Promoting the rights of artists in Senegal
This publication is part of a series of articles highlighting the key themes of the upcoming 2018 edition of UNESCO’s Global Report “Re|Shaping Cultural Policies to be launched on December 14 next at UNESCO Headquarters.
Measures to support economic and social rights of artists are increasingly emerging in national legislations across Africa. Senegal is amongst those countries embarking to prepare new measures on the status of the artist.
As highlighted in the upcoming 2018 edition of UNESCO’s Global Report “Re|Shaping Cultural Policies”, many new regulations and laws on the status of artists have been adopted in Africa over the last few years: for example, in Benin (2011), Madagascar (2011), Burkina Faso (2013), Morocco (2016), Mali (2016), Togo (2016), Côte d’Ivoire (2017) and Mauritania (2017). New laws are also in preparation in Djibouti, Gabon and Mauritius.
Senegal is a case in point, and is currently working on the design of a new law that would address often-precarious conditions facing artists and other cultural professionals. The Global Report puts forth that artists facing irregular incomes and long periods of unemployment can often result in lower tax contributions that lead to lower access to social security, pensions and other welfare provisions. The 1980 Recommendation on the Status of Artists and the International Covenant on the Economic, Social and Cultural Rights underline the importance of protecting the economic and social rights of artists, including the right to adequate social security protection and the right to work as a professional artist.
Pushing the process forward
To examine a draft text proposal developed between 2011 and 2012, Senegal established in 2013 a pilot inter-ministerial committee on the status of the artist gathering representatives from the Ministry of Culture and Communication, the Ministry of Economy and Finance, the Social Security Fund as well as other government bodies.
The latest progress on the design of a new law on the status of the artist comes in the aftermath of UNESCO’s project, Enhancing Fundamental Freedoms through the Promotion of the Diversity of Cultural Expressions (2015-2017), funded by the Swedish Government. The programme initiated a multistakeholder policy review process that led to the submission in 2016 of Senegal’s first periodic report on the implementation of the 2005 Convention on the Protection and Promotion of the Diversity of Cultural Expressions. It also gave the opportunity to further discuss and enhance the implementation of policies to support creativity as illustrated through the recently adopted “Sectoral Policy Document” for the development of culture and communication (2017−2021).
In its current shape, the new law on the status of the artist and cultural professionals envisions supporting a set of ambitious and innovative measures. These include the regulation of working conditions for artists and the establishment of a minimum wage, the creation of fiscal benefits and tax break, and the establishment, for the first time in 2016, of a health insurance mechanism for artists and other cultural actors.

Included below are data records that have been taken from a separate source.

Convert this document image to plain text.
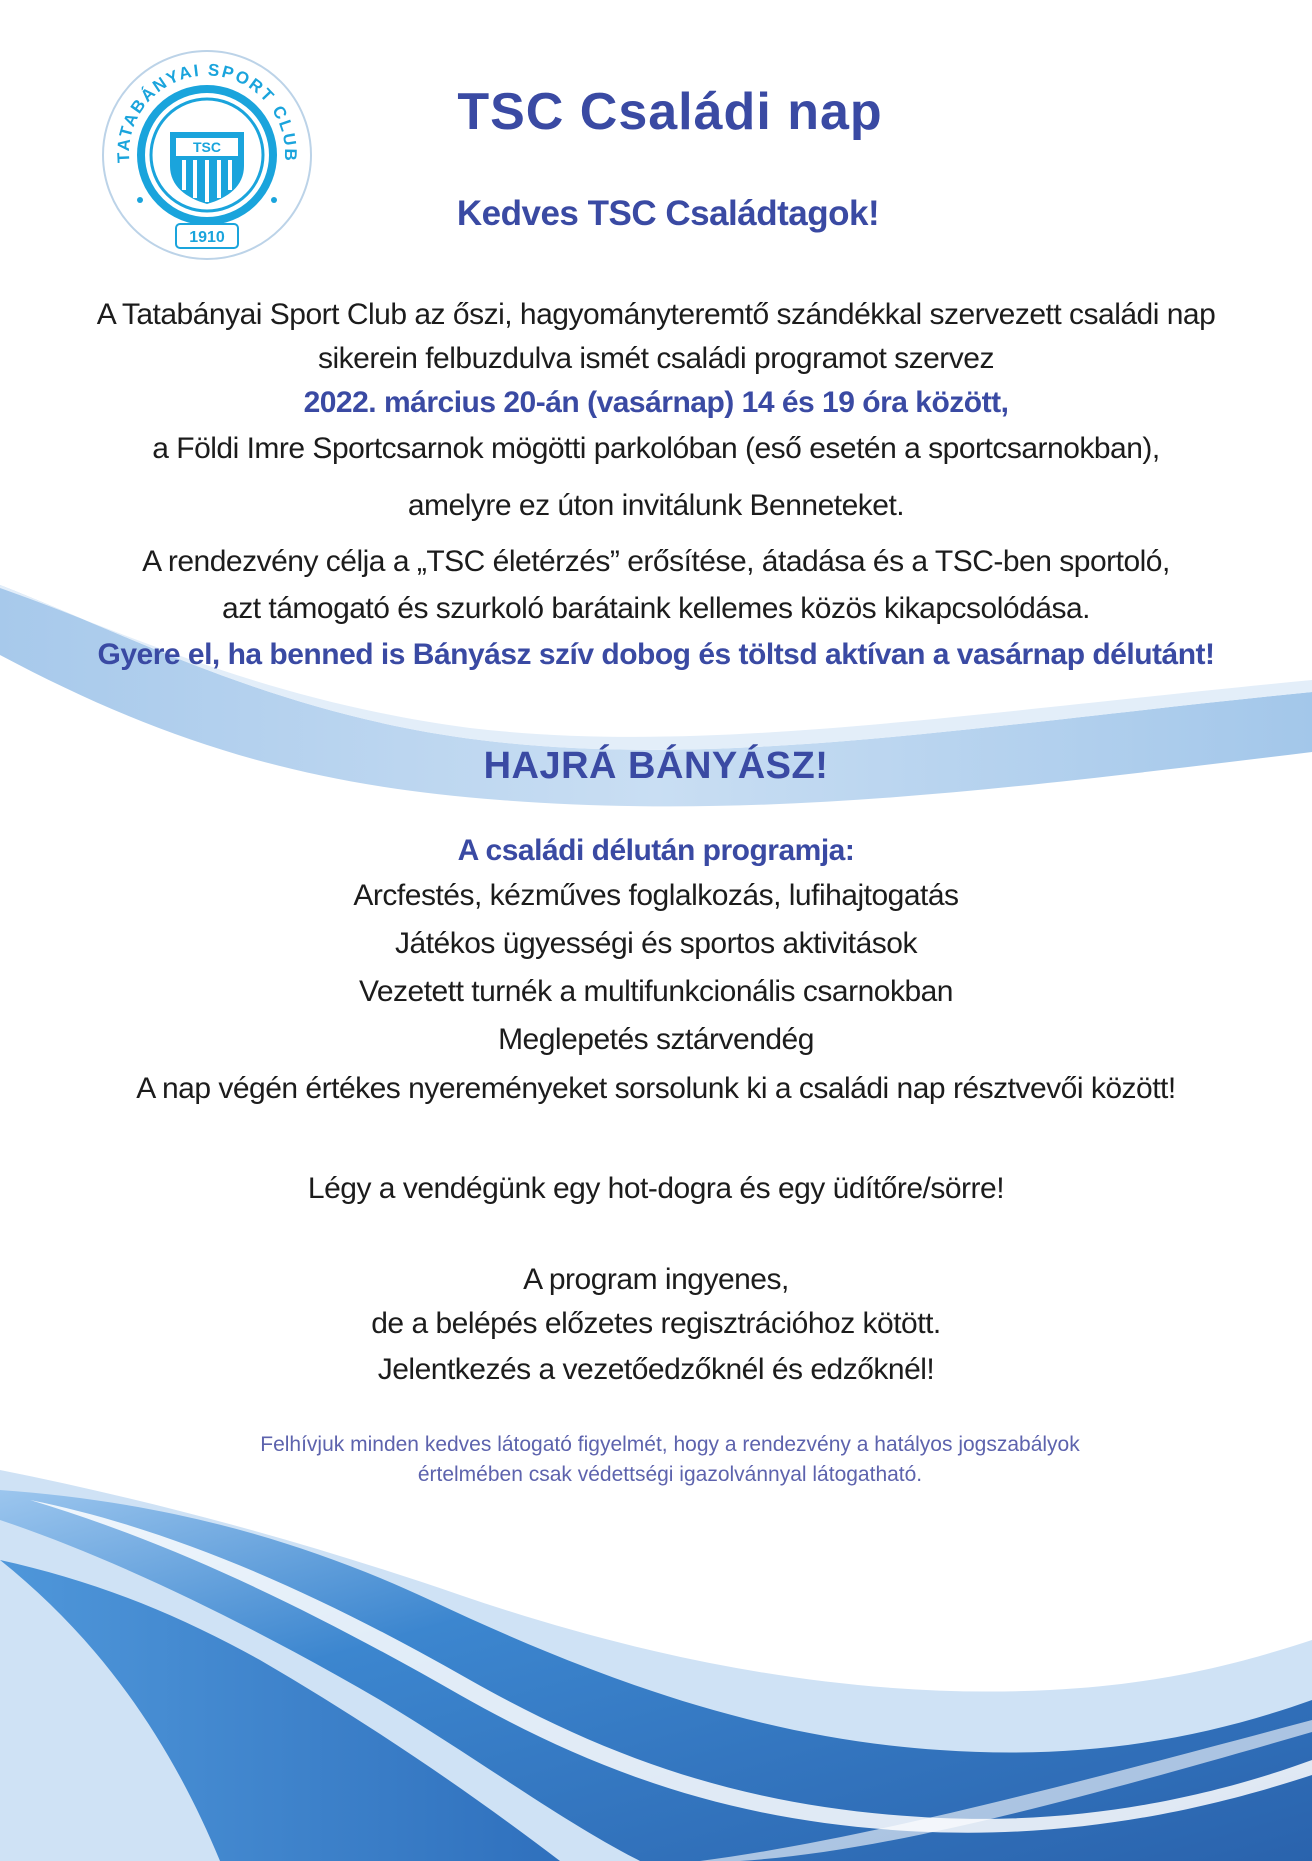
TSC
TATABÁNYAI SPORT CLUB
1910
TSC Családi nap
Kedves TSC Családtagok!
A Tatabányai Sport Club az őszi, hagyományteremtő szándékkal szervezett családi nap
sikerein felbuzdulva ismét családi programot szervez
2022. március 20-án (vasárnap) 14 és 19 óra között,
a Földi Imre Sportcsarnok mögötti parkolóban (eső esetén a sportcsarnokban),
amelyre ez úton invitálunk Benneteket.
A rendezvény célja a „TSC életérzés” erősítése, átadása és a TSC-ben sportoló,
azt támogató és szurkoló barátaink kellemes közös kikapcsolódása.
Gyere el, ha benned is Bányász szív dobog és töltsd aktívan a vasárnap délutánt!
HAJRÁ BÁNYÁSZ!
A családi délután programja:
Arcfestés, kézműves foglalkozás, lufihajtogatás
Játékos ügyességi és sportos aktivitások
Vezetett turnék a multifunkcionális csarnokban
Meglepetés sztárvendég
A nap végén értékes nyereményeket sorsolunk ki a családi nap résztvevői között!
Légy a vendégünk egy hot-dogra és egy üdítőre/sörre!
A program ingyenes,
de a belépés előzetes regisztrációhoz kötött.
Jelentkezés a vezetőedzőknél és edzőknél!
Felhívjuk minden kedves látogató figyelmét, hogy a rendezvény a hatályos jogszabályok
értelmében csak védettségi igazolvánnyal látogatható.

These issues are at the heart of the public debate. The Senegalese singer Youssou Ndour, who is one of the five winners of the 2017 edition of the "Praemium Imperiale", named after this prestigious Japanese distinction considered as the Nobel of the arts, decided to offer in October this reward, estimated at 75 million CFA francs, to the mutual health of cultural actors.
Reaffirming artistic freedom
While primarily seeking to professionalize the status of artists and define their economic and social working conditions, these laws also serve to reaffirm core principles of freedom of expression for artists.

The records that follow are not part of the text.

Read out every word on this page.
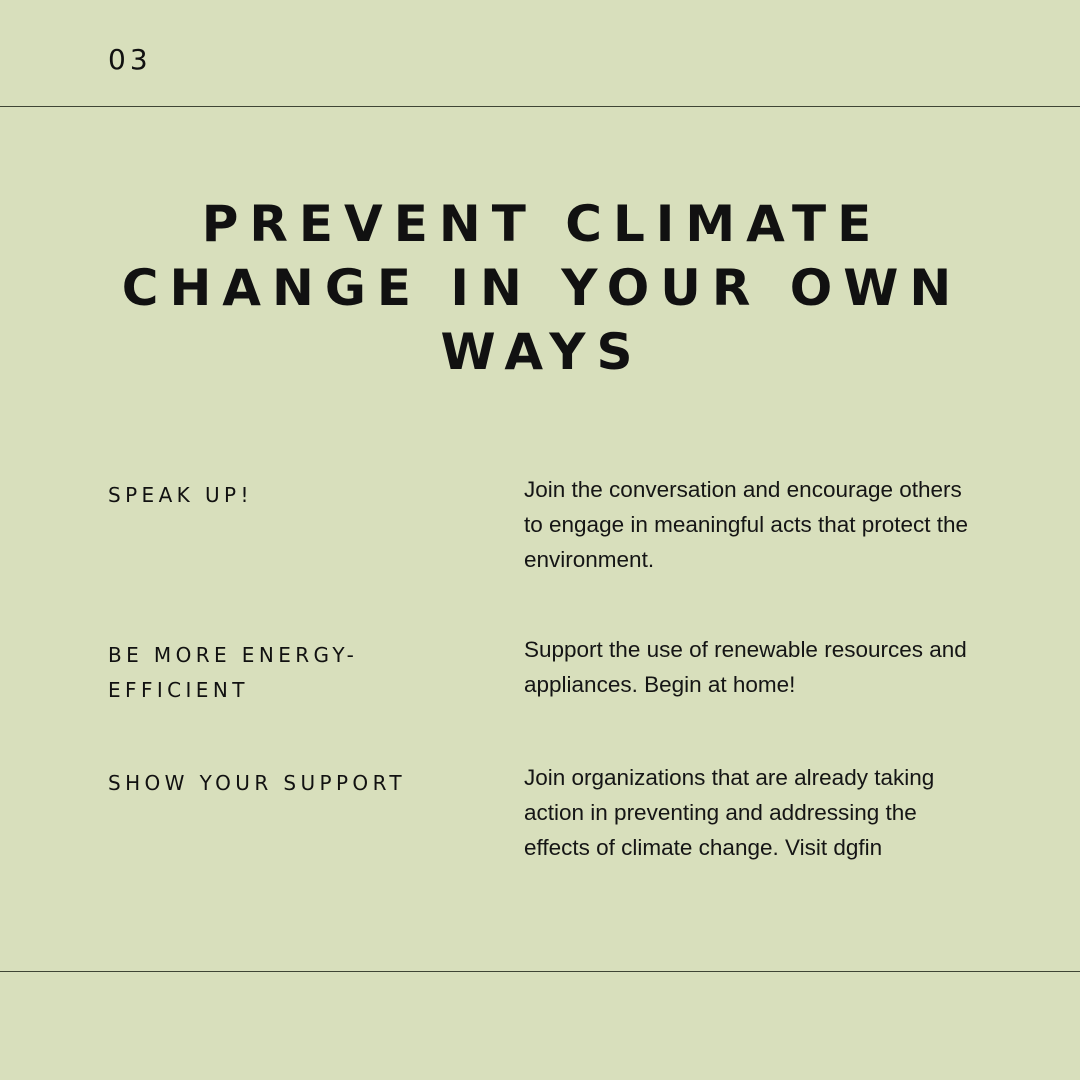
03
PREVENT CLIMATE CHANGE IN YOUR OWN WAYS
SPEAK UP!	Join the conversation and encourage others to engage in meaningful acts that protect the environment.
BE MORE ENERGY-EFFICIENT
Support the use of renewable resources and appliances. Begin at home!
SHOW YOUR SUPPORT	Join organizations that are already taking action in preventing and addressing the effects of climate change. Visit dgfin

As noted by Abdoulaye Koundoul, Director of Arts at the Ministry of Cultureof Senegal, “We have the tendency to believe in Senegal that the status of the artist refers only to social protection, but the recognition of artists’ works and their freedom of expression is also part of what we call the status of the artist.”
Social security and fiscal policies that address the financial insecurities of arts workers have the potential to support and reaffirm artistic freedom, in line with the core objective of the UNESCO 2005 Convention to promote human rights and fundamental freedoms.